Liebe Grüße von Ines (Jedi-Bibliothek)
MaraJade333
Phasma ist mir bisher völlig egal.
Sie fiel bei mir unter das "TFA-Problem": Wie soviele andere Figuren erfuhr sie einen Hype. Sie bekam einen Namen, ein cooles Outfit und frühzeitig eine Actionfigur. Und im fertigen Film war sie dann unbedeutend.

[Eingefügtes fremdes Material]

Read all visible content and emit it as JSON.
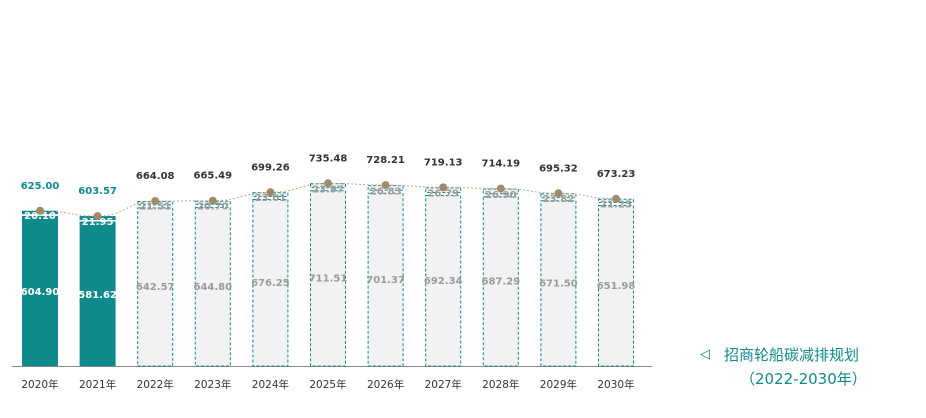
{
  "chart_data": {
    "type": "bar",
    "stacked": true,
    "categories": [
      "2020年",
      "2021年",
      "2022年",
      "2023年",
      "2024年",
      "2025年",
      "2026年",
      "2027年",
      "2028年",
      "2029年",
      "2030年"
    ],
    "series": [
      {
        "values": [
          604.9,
          581.62,
          642.57,
          644.8,
          676.25,
          711.51,
          701.37,
          692.34,
          687.29,
          671.5,
          651.98
        ]
      },
      {
        "values": [
          20.1,
          21.95,
          21.51,
          20.7,
          23.01,
          23.97,
          26.83,
          26.79,
          26.9,
          23.82,
          21.25
        ]
      }
    ],
    "totals": [
      625.0,
      603.57,
      664.08,
      665.49,
      699.26,
      735.48,
      728.21,
      719.13,
      714.19,
      695.32,
      673.23
    ],
    "bottom_labels": [
      "604.90",
      "581.62",
      "642.57",
      "644.80",
      "676.25",
      "711.51",
      "701.37",
      "692.34",
      "687.29",
      "671.50",
      "651.98"
    ],
    "top_labels": [
      "20.10",
      "21.95",
      "21.51",
      "20.70",
      "23.01",
      "23.97",
      "26.83",
      "26.79",
      "26.90",
      "23.82",
      "21.25"
    ],
    "total_labels": [
      "625.00",
      "603.57",
      "664.08",
      "665.49",
      "699.26",
      "735.48",
      "728.21",
      "719.13",
      "714.19",
      "695.32",
      "673.23"
    ],
    "actual_count": 2,
    "colors": {
      "actual": "#0f8a8c",
      "plan_fill": "#f2f2f2",
      "plan_border": "#0f8a8c",
      "dot": "#a08a6a",
      "line": "#c7a48c",
      "planned_label": "#9a9a9a",
      "total_actual": "#0f8a8c",
      "total_plan": "#333333"
    },
    "ylim": [
      0,
      760
    ]
  },
  "caption": {
    "icon": "triangle-left-icon",
    "line1": "招商轮船碳减排规划",
    "line2": "（2022-2030年）"
  }
}
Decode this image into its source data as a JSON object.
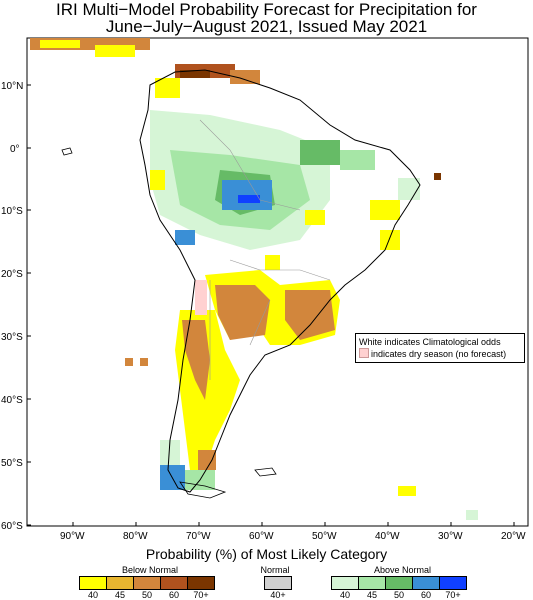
{
  "title": {
    "line1": "IRI Multi−Model Probability Forecast for Precipitation for",
    "line2": "June−July−August 2021, Issued May 2021"
  },
  "axes": {
    "y_labels": [
      "10°N",
      "0°",
      "10°S",
      "20°S",
      "30°S",
      "40°S",
      "50°S",
      "60°S"
    ],
    "x_labels": [
      "90°W",
      "80°W",
      "70°W",
      "60°W",
      "50°W",
      "40°W",
      "30°W",
      "20°W"
    ]
  },
  "note": {
    "line1": "White indicates Climatological odds",
    "line2": "indicates dry season (no forecast)"
  },
  "legend": {
    "heading": "Probability (%) of Most Likely Category",
    "below_normal": {
      "label": "Below Normal",
      "ticks": [
        "40",
        "45",
        "50",
        "60",
        "70+"
      ],
      "colors": [
        "#ffff00",
        "#e8b630",
        "#d2863c",
        "#b0521e",
        "#7a3500"
      ]
    },
    "normal": {
      "label": "Normal",
      "ticks": [
        "40+"
      ],
      "colors": [
        "#d0d0d0"
      ]
    },
    "above_normal": {
      "label": "Above Normal",
      "ticks": [
        "40",
        "45",
        "50",
        "60",
        "70+"
      ],
      "colors": [
        "#d6f5d6",
        "#a6e6a6",
        "#66bb66",
        "#3a8fd6",
        "#1040ff"
      ]
    }
  },
  "colors": {
    "dry_season": "#ffd1d1",
    "ocean": "#ffffff",
    "land_outline": "#000000"
  }
}
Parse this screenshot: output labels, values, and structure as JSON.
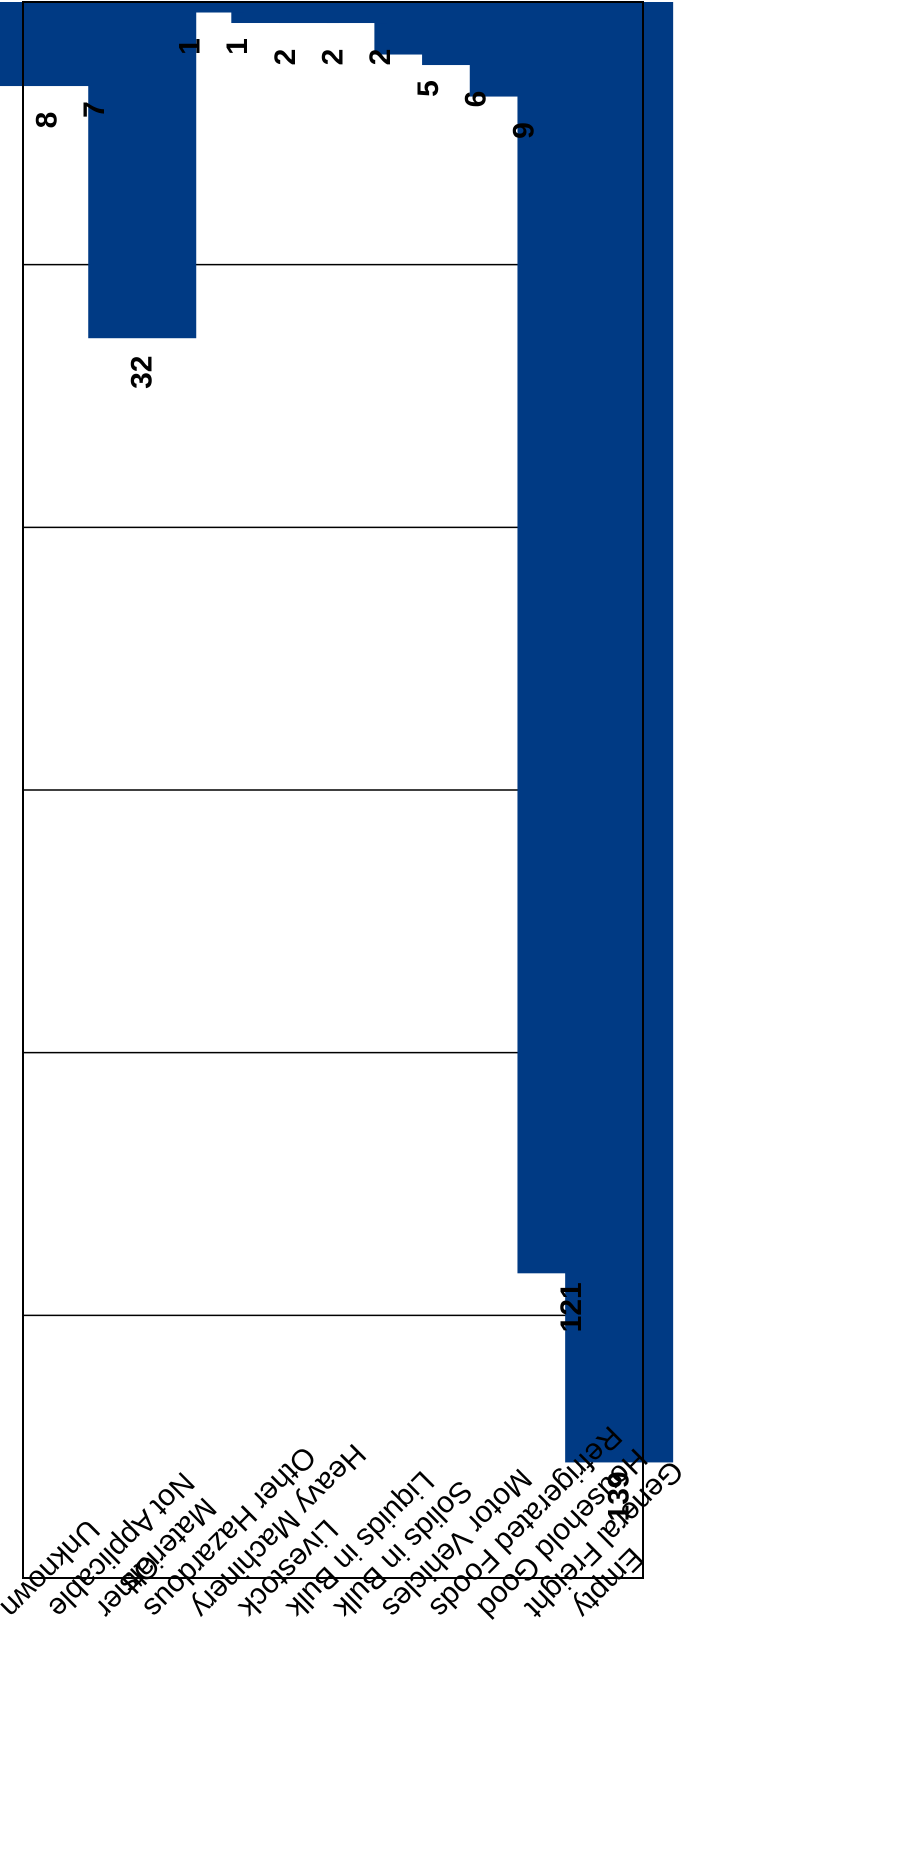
{
  "chart_data": {
    "type": "bar",
    "orientation": "rotated-180",
    "categories": [
      "Empty",
      "General Freight",
      "Household Good",
      "Refrigerated Foods",
      "Motor Vehicles",
      "Solids in Bulk",
      "Liquids in Bulk",
      "Livestock",
      "Heavy Machinery",
      "Other Hazardous Materials",
      "Other",
      "Not Applicable",
      "Unknown"
    ],
    "category_lines": [
      [
        "Empty"
      ],
      [
        "General Freight"
      ],
      [
        "Household Good"
      ],
      [
        "Refrigerated Foods"
      ],
      [
        "Motor Vehicles"
      ],
      [
        "Solids in Bulk"
      ],
      [
        "Liquids in Bulk"
      ],
      [
        "Livestock"
      ],
      [
        "Heavy Machinery"
      ],
      [
        "Other Hazardous",
        "Materials"
      ],
      [
        "Other"
      ],
      [
        "Not Applicable"
      ],
      [
        "Unknown"
      ]
    ],
    "values": [
      139,
      121,
      9,
      6,
      5,
      2,
      2,
      2,
      1,
      1,
      32,
      7,
      8
    ],
    "ylim": [
      0,
      150
    ],
    "yticks": [
      0,
      25,
      50,
      75,
      100,
      125,
      150
    ],
    "grid": true,
    "colors": {
      "bar": "#003a84",
      "grid": "#000000",
      "text": "#000000"
    },
    "title": "",
    "xlabel": "",
    "ylabel": ""
  }
}
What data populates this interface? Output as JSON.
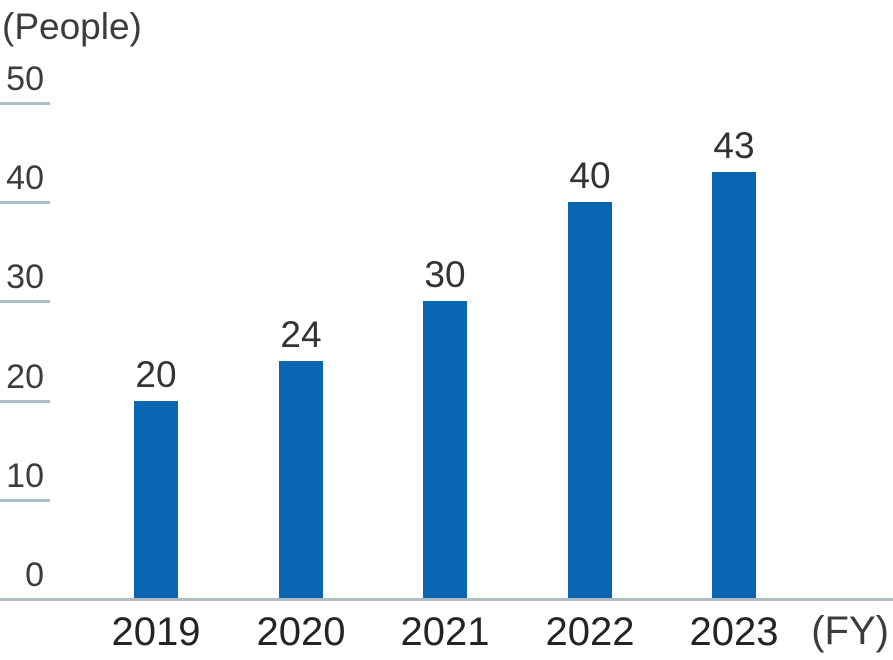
{
  "chart_data": {
    "type": "bar",
    "title": "",
    "y_unit_label": "(People)",
    "x_unit_label": "(FY)",
    "categories": [
      "2019",
      "2020",
      "2021",
      "2022",
      "2023"
    ],
    "values": [
      20,
      24,
      30,
      40,
      43
    ],
    "data_labels": [
      "20",
      "24",
      "30",
      "40",
      "43"
    ],
    "yticks": [
      0,
      10,
      20,
      30,
      40,
      50
    ],
    "ylim": [
      0,
      50
    ],
    "legend": "none",
    "grid": "short left tick segments only",
    "colors": {
      "bar": "#0a65b2",
      "tick_line": "#abbfc8",
      "axis_line": "#b2bbc1",
      "tick_text": "#3a3d40",
      "data_label_text": "#333333",
      "category_text": "#242424",
      "unit_text": "#3a3d40"
    }
  }
}
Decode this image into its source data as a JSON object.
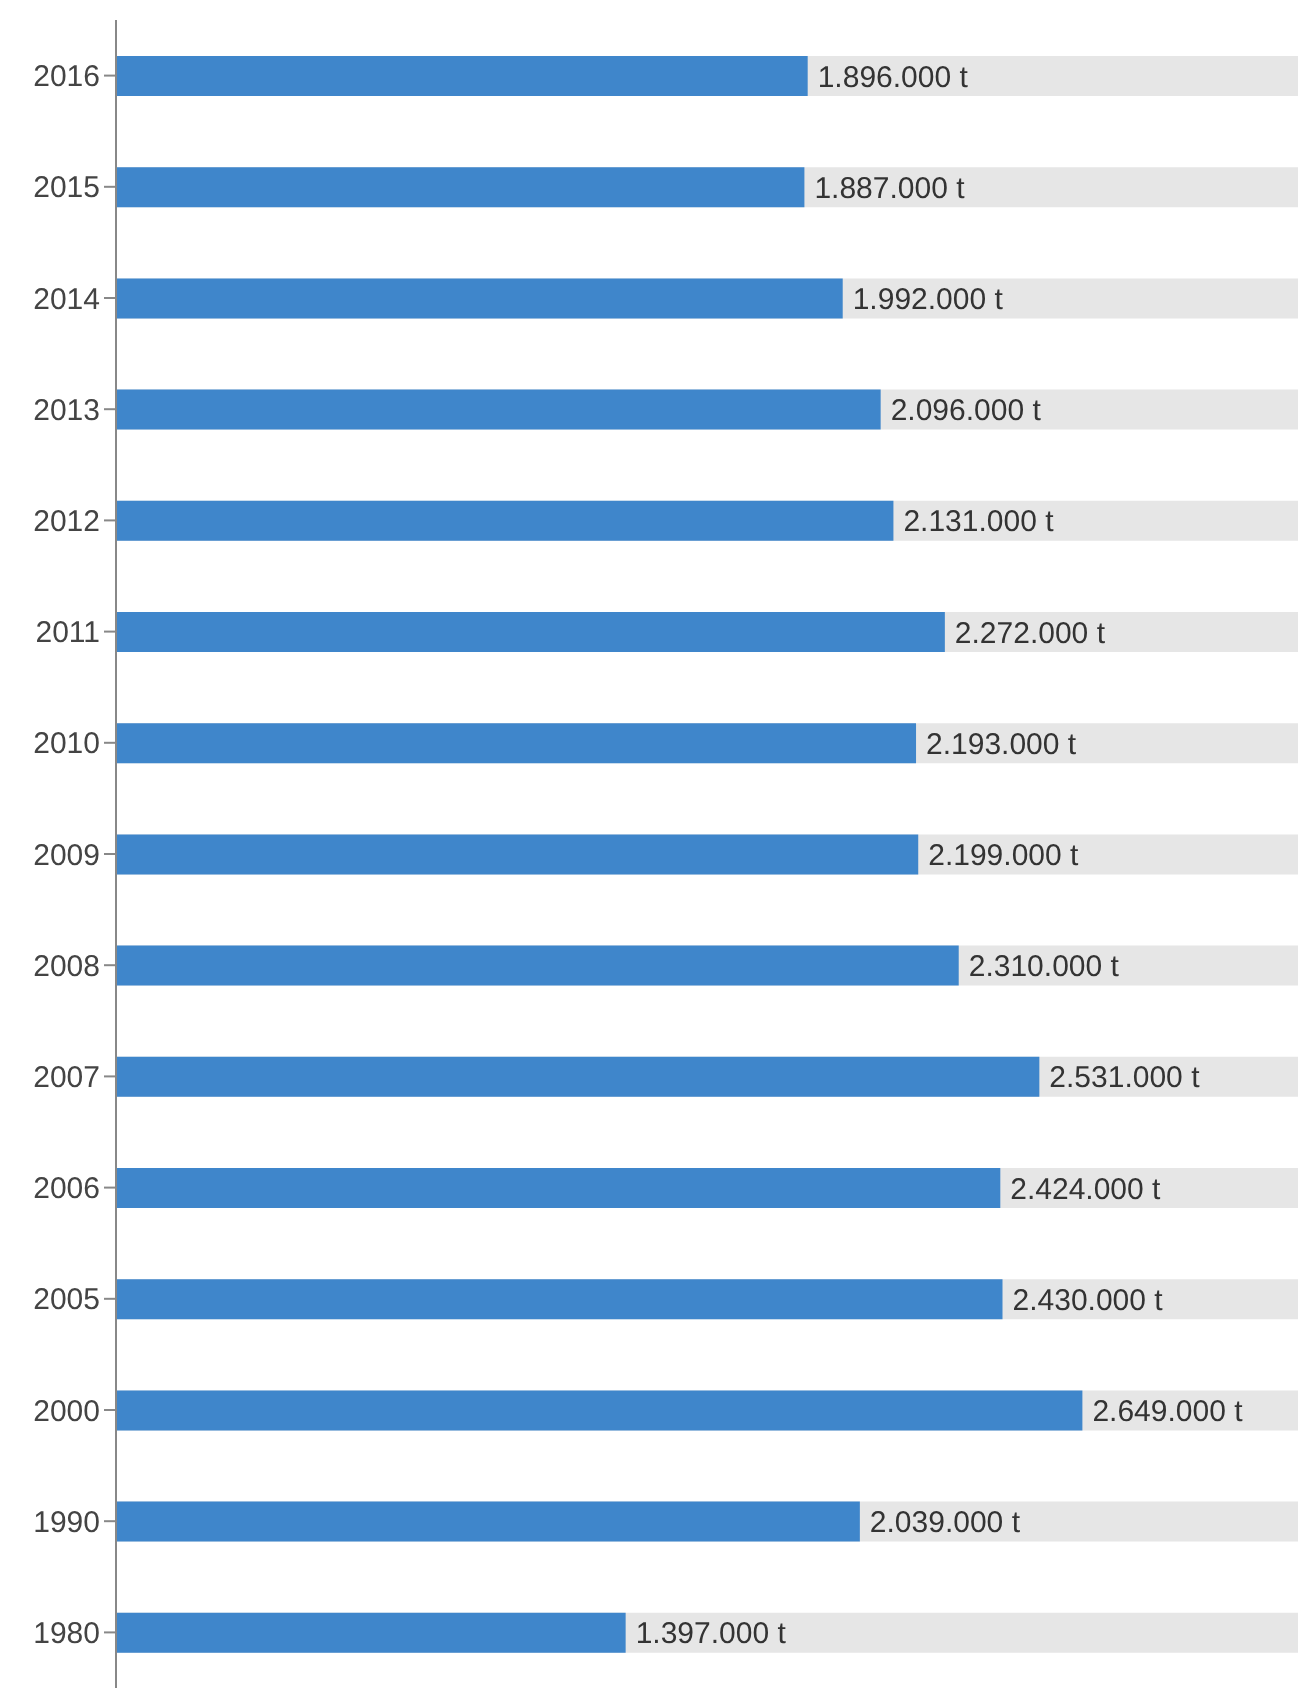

Wobei man ihr wenigstens zu Gute halten kann, dass ihre Rolle zumindest noch vorhanden war, nicht wie Constable Zuvio, der FO-Snowspeeder und der Jakku Dessertspeeder die der Scheere zum Opfer gefallen waren. Und Rolle war auch grösser als die vieler Figuren der 2. Actionfiguren-Wave, die nur mal duchs Bild liefen, im Hintergrund standen oder in ihrem X-Wing starben.
Wobei ich sagen muss, die Captain Phasma-Actionfigure war für mich eine der schönsten der TFA-Line.
Mal sehen, was Johnson aus der Figur macht und ob ihre Rolle dann wirklich grösser und bedeutender ist.